For GMEC calculations (Table 1), the first set of systems used was taken from Gainza, Roberts, and Donald,8 and featured only sidechain dihedral flexibility. The structures for these correspond to PDB codes 2o9s, 2qsk, 2rh2, 2ril, and 3g36. The second set of systems was taken from Hallen, Keedy, and Donald,11 and included both sidechain and backbone flexibility. The structures’ PDB codes were 1aho, 1c75, 1cc8, 1f94, 1fk5, 1i27, 1iqz, 1jhg, 1l6w, 1l7a, 1l7l, 1l7m, 1l8n, 1l9l, 1l9x, 1lb3, 1m1q, and 1mwq. Three variants of the 1aho system with more residues were tried as well. Finally, a GMEC calculation was performed for the complex of the HIV surface protein gp120 with the broadly neutralizing antibody NIH45-46 (PDB code 3u7y35).
To investigate the application of EPIC to partition function calculations (Table 2), we first chose systems with only sidechain dihedral flexibility from Gainza, Roberts, and Donald8 and calculated a partition function for the unliganded protein, with wild-type amino acids at all residue positions, to within 97% guaranteed accuracy. Partition function calculations such as these are the key operation in K*7,12 calculations. The structures for these correspond to PDB codes 2cs7, 2o9s, 2p5k, 2qsk, 2r2z, 2rh2, 2ril, 2wj5, 2zxy, 3a38, 3dnj, 3fgv, 3fil, 3g21, 3g36, 3hfo, and 3i2z. Furthermore, a K* run is presented for trypsin with a small-molecule inhibitor (PDB code 3pwc); the run is tractable with EPIC but fails to finish without it. Unlike the calculations for the other, monomeric structures, the K* run for trypsin involves calculation of three partition functions: one for the protein, one for the ligand, and one for the complex.
Each design was allowed 17 days of total runtime, after which those that had not finished were deemed to have exceeded the time limit and were terminated. A* times with EPIC ranged from 0.7 seconds to 4 days, and the speedups due to EPIC are shown in Tables 1 and 2.

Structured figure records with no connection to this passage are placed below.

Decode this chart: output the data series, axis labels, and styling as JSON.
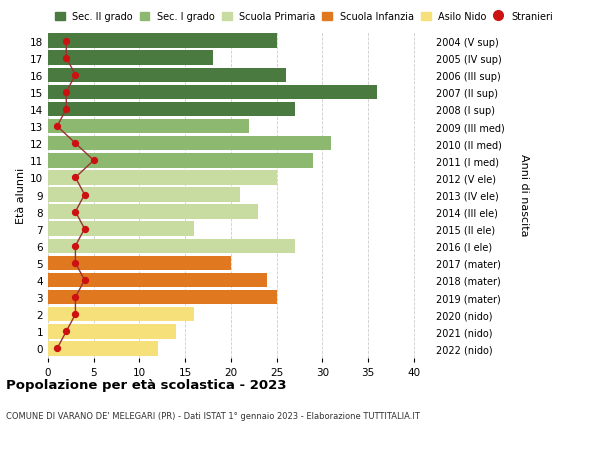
{
  "ages": [
    0,
    1,
    2,
    3,
    4,
    5,
    6,
    7,
    8,
    9,
    10,
    11,
    12,
    13,
    14,
    15,
    16,
    17,
    18
  ],
  "bar_values": [
    12,
    14,
    16,
    25,
    24,
    20,
    27,
    16,
    23,
    21,
    25,
    29,
    31,
    22,
    27,
    36,
    26,
    18,
    25
  ],
  "right_labels": [
    "2022 (nido)",
    "2021 (nido)",
    "2020 (nido)",
    "2019 (mater)",
    "2018 (mater)",
    "2017 (mater)",
    "2016 (I ele)",
    "2015 (II ele)",
    "2014 (III ele)",
    "2013 (IV ele)",
    "2012 (V ele)",
    "2011 (I med)",
    "2010 (II med)",
    "2009 (III med)",
    "2008 (I sup)",
    "2007 (II sup)",
    "2006 (III sup)",
    "2005 (IV sup)",
    "2004 (V sup)"
  ],
  "bar_colors": [
    "#f5e07a",
    "#f5e07a",
    "#f5e07a",
    "#e07820",
    "#e07820",
    "#e07820",
    "#c8dba0",
    "#c8dba0",
    "#c8dba0",
    "#c8dba0",
    "#c8dba0",
    "#8cb870",
    "#8cb870",
    "#8cb870",
    "#4a7a40",
    "#4a7a40",
    "#4a7a40",
    "#4a7a40",
    "#4a7a40"
  ],
  "stranieri_values": [
    1,
    2,
    3,
    3,
    4,
    3,
    3,
    4,
    3,
    4,
    3,
    5,
    3,
    1,
    2,
    2,
    3,
    2,
    2
  ],
  "legend_labels": [
    "Sec. II grado",
    "Sec. I grado",
    "Scuola Primaria",
    "Scuola Infanzia",
    "Asilo Nido",
    "Stranieri"
  ],
  "legend_colors": [
    "#4a7a40",
    "#8cb870",
    "#c8dba0",
    "#e07820",
    "#f5e07a",
    "#cc1111"
  ],
  "ylabel_left": "Età alunni",
  "ylabel_right": "Anni di nascita",
  "title": "Popolazione per età scolastica - 2023",
  "subtitle": "COMUNE DI VARANO DE' MELEGARI (PR) - Dati ISTAT 1° gennaio 2023 - Elaborazione TUTTITALIA.IT",
  "xlim": [
    0,
    42
  ],
  "bg_color": "#ffffff",
  "grid_color": "#cccccc",
  "stranieri_line_color": "#993333",
  "stranieri_dot_color": "#cc1111"
}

In these experiments, fitting was performed without parallelization. However, the computation of the EPIC polynomial for each pair of RCs is an independent operation, so each can be done in parallel, meaning that parallelization to p processors will give a p-fold speedup as long as p does not approach the number of RC pairs. OSPREY currently supports computation of each residue pair in parallel, so the speedup holds as long as p does not approach the number of residue pairs. In practice however, for large systems, pruning and A* take longer than the polynomial fitting, so this parallelization may not be necessary. Additionally, once the EPIC fits have been computed for a system, there may be a large number of computations that can be performed using it—calculation of partition functions for many sequences, computation of GMECs for various subsets of the sequence space, etc. These extensive reuses of the fits may be especially desirable when designing a library of sequences for experimental testing—if one performs various optimizations with different assumptions and tests top sequences from each optimization, the results will be more robust to errors in the assumptions.
To investigate the ability of EPIC to represent quantum-mechanical energy functions, EPIC calculations were also performed on the aspartame dipeptide (extracted from PDB code 1a8j36) with the energies for EPIC samples evaluated using NWChem37 instead of using OSPREY’s usual energy function. Calculations were performed at the SCF level of theory with STO-3G and with 6-31G** basis sets, and also at the MP2 level of theory with a STO-3G basis set.20 For each rotamer of each residue, dihedrals were sampled within the allowed range for the rotamer and the total energy of the dipeptide was fit to a polynomial.
3.11 Applications of EPIC to other algorithms
For this study, EPIC was implemented in the context of the OSPREY protein design package OSPREY1,3,7,23,24 to run along with the algorithms (iMinDEE, DEEPer, and K*) and pairwise energy functions already implemented in OSPREY. However, EPIC would enable some other capabilities in different implementations.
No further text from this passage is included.